2026年3月13日、日本のSakana AI株式会社は、防衛装備庁防衛イノベーション科学技術研究所との委託研究契約を締結したと発表した。
陸・海・空の全領域で生じる膨大な情報をAIで統合分析し、指揮統制システムの高度化につなげる基盤技術開発に着手する。
防衛装備庁防衛イノベーション科学技術研究所と委託契約
Sakana AIは、防衛装備庁防衛イノベーション科学技術研究所から「複数AI技術の組み合わせによる観測・報告・情報統合・資源配分 高速化の研究」を受託し、複数年にわたる大規模な基盤技術開発を開始する。
対象は、ドローンを含む陸・海・空の全領域で発生する膨大なマルチモーダルデータであり、それらを統合的に分析するシステムの構築を通じて、指揮統制システム(C2システム)の高度化を目指す取り組みとなる。
研究では、同社が有するAIエージェント技術を活用し、観測・報告から情報統合までの工程を高速化・自動化する設計を進める。
特に、エッジデバイス上で高速に動作する小規模視覚言語モデル(SVLM)(※)の開発技術を軸に、ドローンや携帯端末による状況認識や情報整理を効率化するという。

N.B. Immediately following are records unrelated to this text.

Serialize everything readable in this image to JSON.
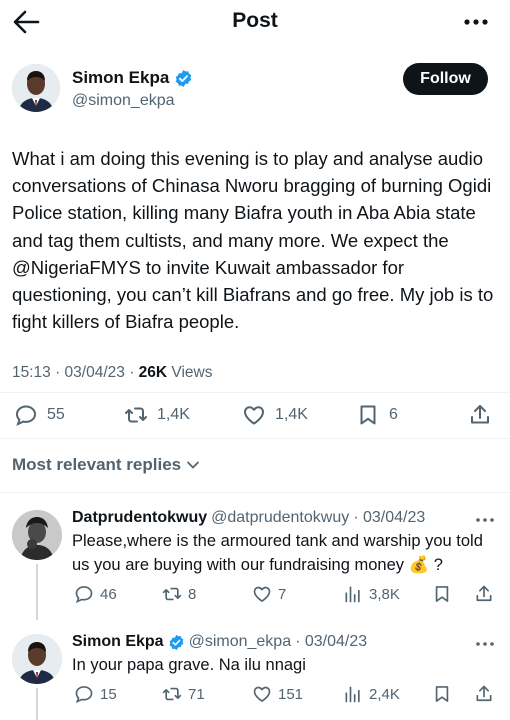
{
  "topbar": {
    "title": "Post"
  },
  "post": {
    "author_name": "Simon Ekpa",
    "author_handle": "@simon_ekpa",
    "follow_label": "Follow",
    "text": "What i am doing this evening is to play and analyse audio conversations of Chinasa Nworu bragging of burning Ogidi Police station, killing many Biafra youth in Aba Abia state and tag them cultists, and many more. We expect the @NigeriaFMYS to invite Kuwait ambassador for questioning, you can’t kill Biafrans and go free. My job is to fight killers of Biafra people.",
    "timestamp": "15:13 · 03/04/23 · ",
    "views_count": "26K",
    "views_label": " Views",
    "replies": "55",
    "reposts": "1,4K",
    "likes": "1,4K",
    "bookmarks": "6"
  },
  "replies_header": {
    "label": "Most relevant replies"
  },
  "replies": [
    {
      "name": "Datprudentokwuy",
      "handle": "@datprudentokwuy",
      "date": " · 03/04/23",
      "text": "Please,where is the armoured tank and warship you told us you are buying with our fundraising money 💰 ?",
      "replies": "46",
      "reposts": "8",
      "likes": "7",
      "views": "3,8K"
    },
    {
      "name": "Simon Ekpa",
      "handle": "@simon_ekpa",
      "date": " · 03/04/23",
      "text": "In your papa grave. Na ilu nnagi",
      "replies": "15",
      "reposts": "71",
      "likes": "151",
      "views": "2,4K"
    }
  ],
  "colors": {
    "verified": "#1d9bf0",
    "text": "#0f1419",
    "secondary": "#536471",
    "divider": "#eff3f4"
  }
}
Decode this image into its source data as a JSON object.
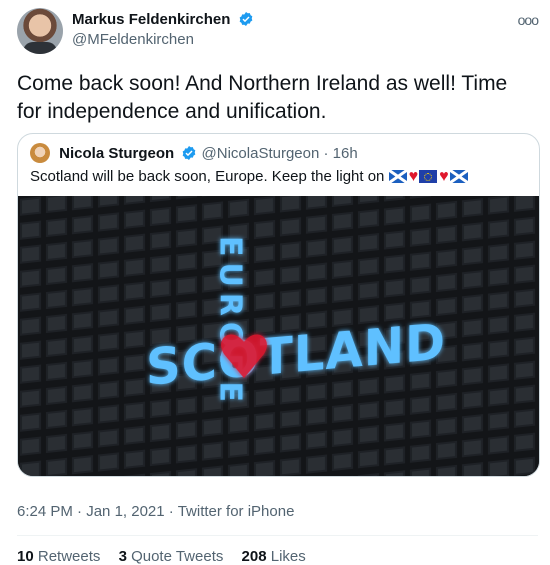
{
  "author": {
    "name": "Markus Feldenkirchen",
    "handle": "@MFeldenkirchen"
  },
  "more_label": "ooo",
  "tweet_text": "Come back soon! And Northern Ireland as well! Time for independence and unification.",
  "quoted": {
    "name": "Nicola Sturgeon",
    "handle": "@NicolaSturgeon",
    "separator": "·",
    "age": "16h",
    "text": "Scotland will be back soon, Europe. Keep the light on",
    "image": {
      "vertical_word": "EUROPE",
      "horizontal_word": "SCOTLAND"
    }
  },
  "meta": {
    "time": "6:24 PM",
    "date": "Jan 1, 2021",
    "source": "Twitter for iPhone",
    "separator": "·"
  },
  "stats": {
    "retweets_count": "10",
    "retweets_label": "Retweets",
    "quotes_count": "3",
    "quotes_label": "Quote Tweets",
    "likes_count": "208",
    "likes_label": "Likes"
  },
  "colors": {
    "verified": "#1d9bf0",
    "neon": "#4fb3ff",
    "heart": "#e0182d"
  }
}
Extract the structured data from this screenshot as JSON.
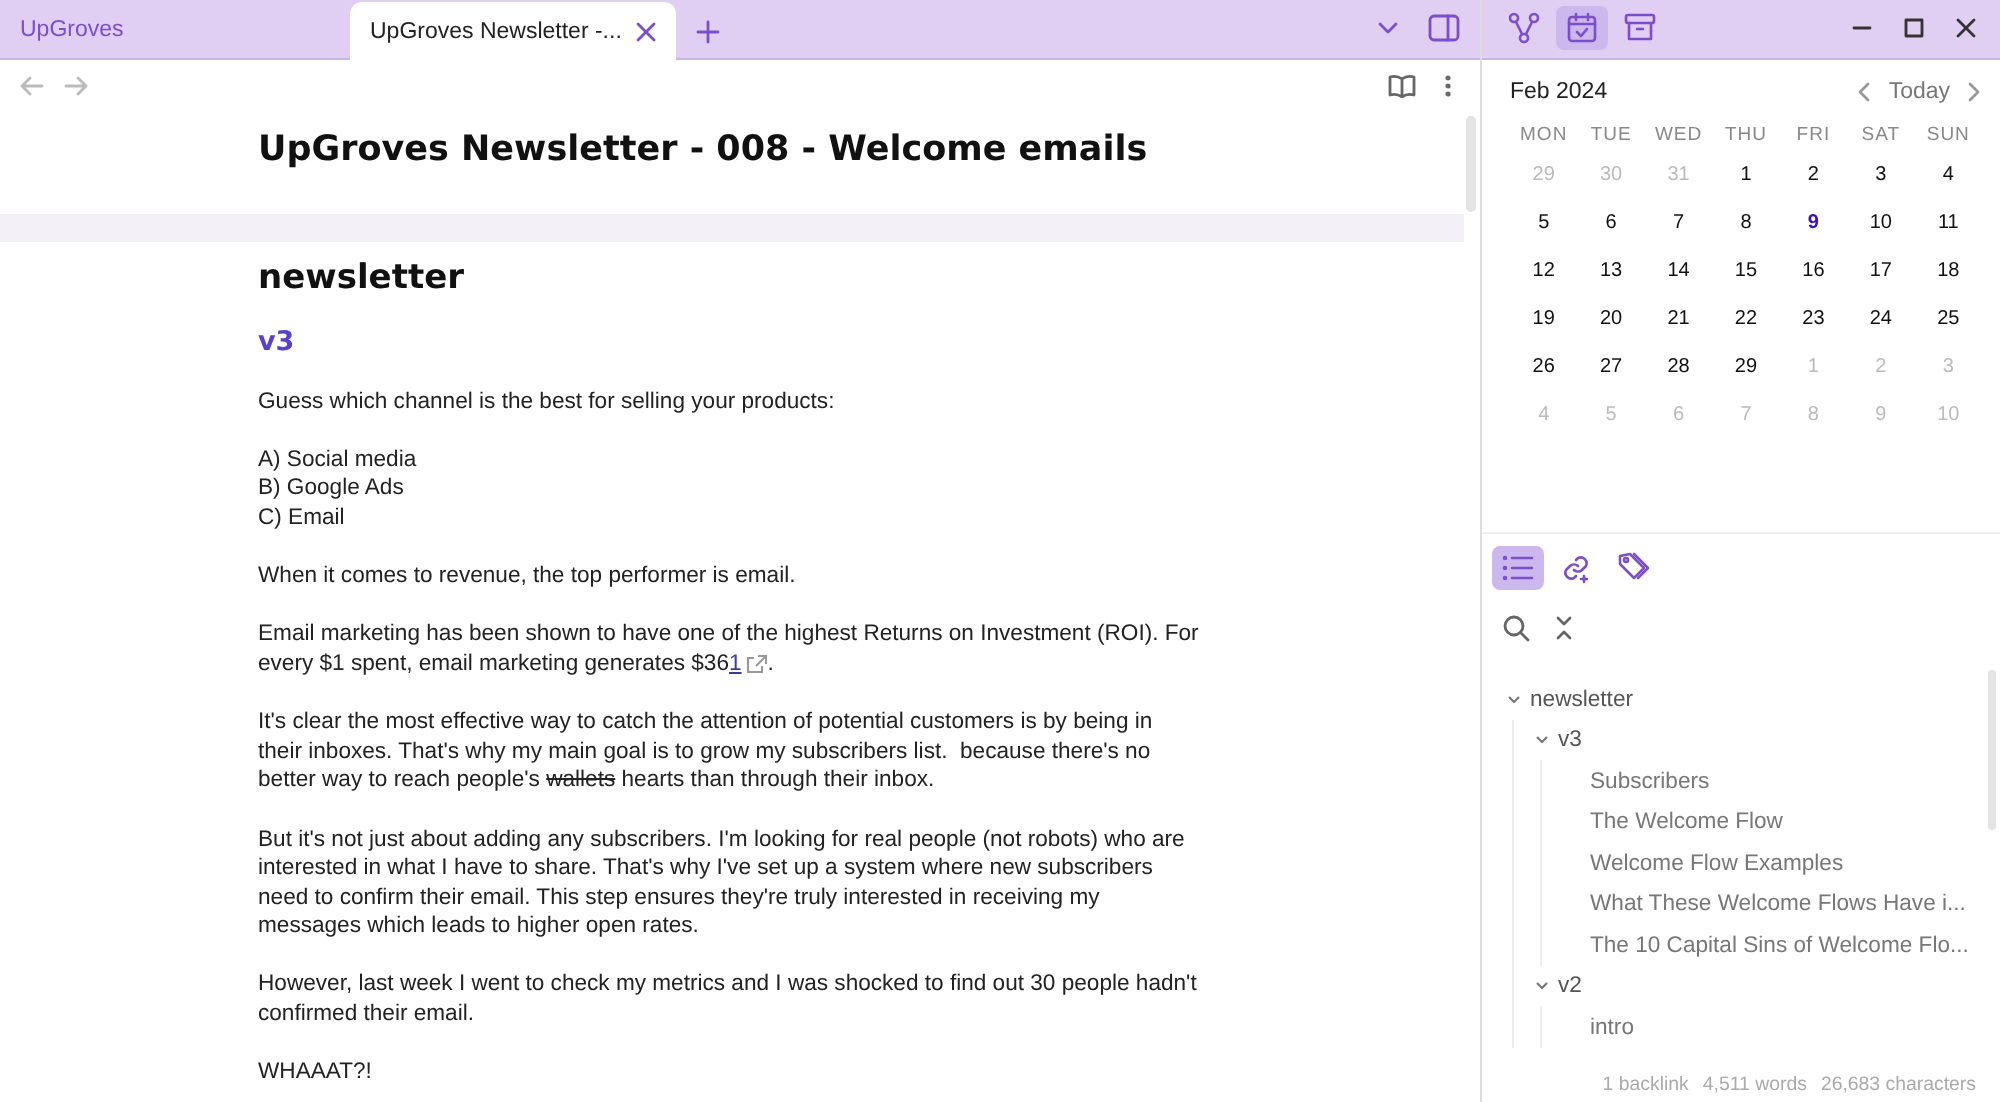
{
  "tabs": [
    {
      "label": "UpGroves",
      "selected": false
    },
    {
      "label": "UpGroves Newsletter -...",
      "selected": true
    }
  ],
  "sidebar_tabs": [
    {
      "kind": "graph",
      "selected": false
    },
    {
      "kind": "calendar",
      "selected": true
    },
    {
      "kind": "archive",
      "selected": false
    }
  ],
  "note": {
    "title": "UpGroves Newsletter - 008 - Welcome emails",
    "heading": "newsletter",
    "subheading": "v3",
    "paragraphs": [
      [
        {
          "kind": "text",
          "text": "Guess which channel is the best for selling your products:"
        }
      ],
      [
        {
          "kind": "text",
          "text": "A) Social media\nB) Google Ads\nC) Email"
        }
      ],
      [
        {
          "kind": "text",
          "text": "When it comes to revenue, the top performer is email."
        }
      ],
      [
        {
          "kind": "text",
          "text": "Email marketing has been shown to have one of the highest Returns on Investment (ROI). For every $1 spent, email marketing generates $36"
        },
        {
          "kind": "link",
          "text": "1"
        },
        {
          "kind": "text",
          "text": "."
        }
      ],
      [
        {
          "kind": "text",
          "text": "It's clear the most effective way to catch the attention of potential customers is by being in their inboxes. That's why my main goal is to grow my subscribers list.  because there's no better way to reach people's "
        },
        {
          "kind": "struck",
          "text": "wallets"
        },
        {
          "kind": "text",
          "text": " hearts than through their inbox."
        }
      ],
      [
        {
          "kind": "text",
          "text": "But it's not just about adding any subscribers. I'm looking for real people (not robots) who are interested in what I have to share. That's why I've set up a system where new subscribers need to confirm their email. This step ensures they're truly interested in receiving my messages which leads to higher open rates."
        }
      ],
      [
        {
          "kind": "text",
          "text": "However, last week I went to check my metrics and I was shocked to find out 30 people hadn't confirmed their email."
        }
      ],
      [
        {
          "kind": "text",
          "text": "WHAAAT?!"
        }
      ]
    ]
  },
  "calendar": {
    "month": "Feb 2024",
    "today_button": "Today",
    "weekdays": [
      "MON",
      "TUE",
      "WED",
      "THU",
      "FRI",
      "SAT",
      "SUN"
    ],
    "weeks": [
      [
        {
          "day": "29",
          "muted": true,
          "today": false
        },
        {
          "day": "30",
          "muted": true,
          "today": false
        },
        {
          "day": "31",
          "muted": true,
          "today": false
        },
        {
          "day": "1",
          "muted": false,
          "today": false
        },
        {
          "day": "2",
          "muted": false,
          "today": false
        },
        {
          "day": "3",
          "muted": false,
          "today": false
        },
        {
          "day": "4",
          "muted": false,
          "today": false
        }
      ],
      [
        {
          "day": "5",
          "muted": false,
          "today": false
        },
        {
          "day": "6",
          "muted": false,
          "today": false
        },
        {
          "day": "7",
          "muted": false,
          "today": false
        },
        {
          "day": "8",
          "muted": false,
          "today": false
        },
        {
          "day": "9",
          "muted": false,
          "today": true
        },
        {
          "day": "10",
          "muted": false,
          "today": false
        },
        {
          "day": "11",
          "muted": false,
          "today": false
        }
      ],
      [
        {
          "day": "12",
          "muted": false,
          "today": false
        },
        {
          "day": "13",
          "muted": false,
          "today": false
        },
        {
          "day": "14",
          "muted": false,
          "today": false
        },
        {
          "day": "15",
          "muted": false,
          "today": false
        },
        {
          "day": "16",
          "muted": false,
          "today": false
        },
        {
          "day": "17",
          "muted": false,
          "today": false
        },
        {
          "day": "18",
          "muted": false,
          "today": false
        }
      ],
      [
        {
          "day": "19",
          "muted": false,
          "today": false
        },
        {
          "day": "20",
          "muted": false,
          "today": false
        },
        {
          "day": "21",
          "muted": false,
          "today": false
        },
        {
          "day": "22",
          "muted": false,
          "today": false
        },
        {
          "day": "23",
          "muted": false,
          "today": false
        },
        {
          "day": "24",
          "muted": false,
          "today": false
        },
        {
          "day": "25",
          "muted": false,
          "today": false
        }
      ],
      [
        {
          "day": "26",
          "muted": false,
          "today": false
        },
        {
          "day": "27",
          "muted": false,
          "today": false
        },
        {
          "day": "28",
          "muted": false,
          "today": false
        },
        {
          "day": "29",
          "muted": false,
          "today": false
        },
        {
          "day": "1",
          "muted": true,
          "today": false
        },
        {
          "day": "2",
          "muted": true,
          "today": false
        },
        {
          "day": "3",
          "muted": true,
          "today": false
        }
      ],
      [
        {
          "day": "4",
          "muted": true,
          "today": false
        },
        {
          "day": "5",
          "muted": true,
          "today": false
        },
        {
          "day": "6",
          "muted": true,
          "today": false
        },
        {
          "day": "7",
          "muted": true,
          "today": false
        },
        {
          "day": "8",
          "muted": true,
          "today": false
        },
        {
          "day": "9",
          "muted": true,
          "today": false
        },
        {
          "day": "10",
          "muted": true,
          "today": false
        }
      ]
    ]
  },
  "outline_tabs": [
    {
      "kind": "outline",
      "selected": true
    },
    {
      "kind": "links",
      "selected": false
    },
    {
      "kind": "tags",
      "selected": false
    }
  ],
  "outline": [
    {
      "label": "newsletter",
      "expanded": true,
      "children": [
        {
          "label": "v3",
          "expanded": true,
          "children": [
            {
              "label": "Subscribers"
            },
            {
              "label": "The Welcome Flow"
            },
            {
              "label": "Welcome Flow Examples"
            },
            {
              "label": "What These Welcome Flows Have i..."
            },
            {
              "label": "The 10 Capital Sins of Welcome Flo..."
            }
          ]
        },
        {
          "label": "v2",
          "expanded": true,
          "children": [
            {
              "label": "intro"
            }
          ]
        }
      ]
    }
  ],
  "status_bar": [
    "1 backlink",
    "4,511 words",
    "26,683 characters"
  ]
}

各部隊やセンサーから得られる情報を即座に統合し、迅速かつ正確な指揮命令につなげる基盤として位置付けられている。
Sakana AIは、金融と並ぶ注力分野として防衛・インテリジェンス領域を掲げ、国内専門チームを編成して実装体制を整えてきた。
本件は、防衛イノベーション科学技術研究所の「実証型ブレークスルー研究」に位置付けられており、既存ハードウェアと独自技術を融合しながら、実用性の高い技術開発と効果検証を進める。
※SVLM:小規模視覚言語モデル。画像や映像と文章を組み合わせて理解・処理するAIを、小型機器でも動かせるよう軽量化した技術を指す。
防衛AI実装が進む意義と論点
今回の委託研究は、AIの研究開発が防衛分野の実装段階へ移りつつあることを示す動きとなりそうだ。
サイバーとフィジカルの両領域で情報量が急増するなか、観測から報告、統合、資源配分までを一気通貫で処理できれば、意思決定の速度と精度は大きく変わるだろう。
とりわけ、ドローンや携帯端末など現場に近い機器で処理を進められる点は、実運用を意識した設計と言える。
一方で、防衛領域へのAI導入には慎重な見極めも必要となるだろう。
情報統合や判断支援の高度化は運用効率を押し上げる半面、どこまでを自動化し、どこからを人間の判断に委ねるのかという線引きが重要になるためだ。
実証型ブレークスルー研究として進む今回の枠組みは、技術開発だけでなく、実用性や運用上の妥当性を検証する意味合いも大きいと言える。
日本発のAI企業が防衛装備庁防衛イノベーション科学技術研究所と手を組み、基盤技術の開発に踏み込む意義は小さくないはずだ。
今後は、研究成果そのものに加え、オープンイノベーションの枠組みの中で、どのように実装体制を広げていくかが注目点になりそうだ。